FinCriticalED — Visual Benchmark for Financial Fact-Level OCR

Post 43 · Evaluation

FinCriticalED

The first benchmark that measures what really matters in financial OCR: not character accuracy, but whether decision-critical facts survive extraction intact.

    Paper: "FinCriticalED: A Visual Benchmark for Financial Fact-Level OCR Evaluation"

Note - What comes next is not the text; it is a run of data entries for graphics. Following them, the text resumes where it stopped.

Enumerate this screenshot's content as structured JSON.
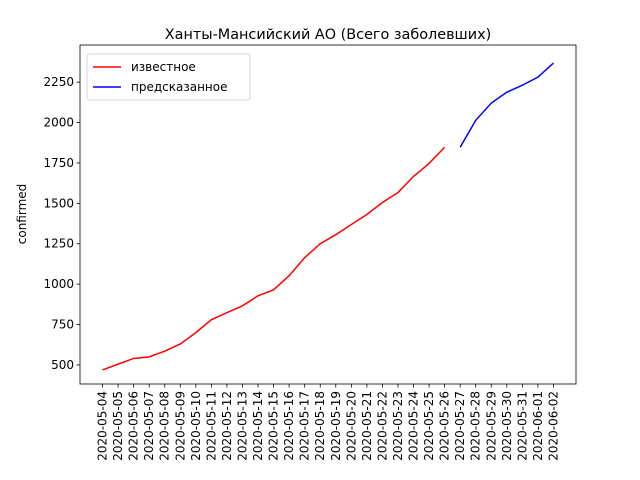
{
  "chart_data": {
    "type": "line",
    "title": "Ханты-Мансийский АО (Всего заболевших)",
    "y_label": "confirmed",
    "categories": [
      "2020-05-04",
      "2020-05-05",
      "2020-05-06",
      "2020-05-07",
      "2020-05-08",
      "2020-05-09",
      "2020-05-10",
      "2020-05-11",
      "2020-05-12",
      "2020-05-13",
      "2020-05-14",
      "2020-05-15",
      "2020-05-16",
      "2020-05-17",
      "2020-05-18",
      "2020-05-19",
      "2020-05-20",
      "2020-05-21",
      "2020-05-22",
      "2020-05-23",
      "2020-05-24",
      "2020-05-25",
      "2020-05-26",
      "2020-05-27",
      "2020-05-28",
      "2020-05-29",
      "2020-05-30",
      "2020-05-31",
      "2020-06-01",
      "2020-06-02"
    ],
    "series": [
      {
        "name": "известное",
        "color": "#ff0000",
        "values": [
          469,
          505,
          540,
          550,
          585,
          630,
          700,
          780,
          823,
          866,
          928,
          965,
          1052,
          1164,
          1250,
          1306,
          1369,
          1431,
          1505,
          1567,
          1667,
          1747,
          1847,
          null,
          null,
          null,
          null,
          null,
          null,
          null
        ]
      },
      {
        "name": "предсказанное",
        "color": "#0000ff",
        "values": [
          null,
          null,
          null,
          null,
          null,
          null,
          null,
          null,
          null,
          null,
          null,
          null,
          null,
          null,
          null,
          null,
          null,
          null,
          null,
          null,
          null,
          null,
          null,
          1847,
          2014,
          2120,
          2188,
          2231,
          2281,
          2368
        ]
      }
    ],
    "ylim": [
      382,
      2480
    ],
    "yticks": [
      500,
      750,
      1000,
      1250,
      1500,
      1750,
      2000,
      2250
    ],
    "legend": "upper left",
    "grid": false
  }
}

    Yueru He, Xueqing Peng et al. · arXiv 2511.14998 · 2025–2026

The Core Problem

Standard OCR benchmarks measure character-level accuracy. But in finance, a single digit error — $1.2B → $12B — is catastrophic even if 99.9% of characters are correct.

The Solution

FinCriticalED shifts evaluation to fact-level accuracy — did the model correctly preserve the 9,481 expert-annotated decision-critical facts across 859 real financial documents?

The Finding

Even the best frontier models fail on numerical and monetary unit extraction in visually complex financial documents. High OCR accuracy ≠ financial fact fidelity.

0

Real financial
document pages

0

Expert-annotated
critical facts

0

Models
benchmarked

0

Fact categories
evaluated

The Problem

The OCR Accuracy Trap

Why "99% accurate" OCR is dangerously misleading for financial documents.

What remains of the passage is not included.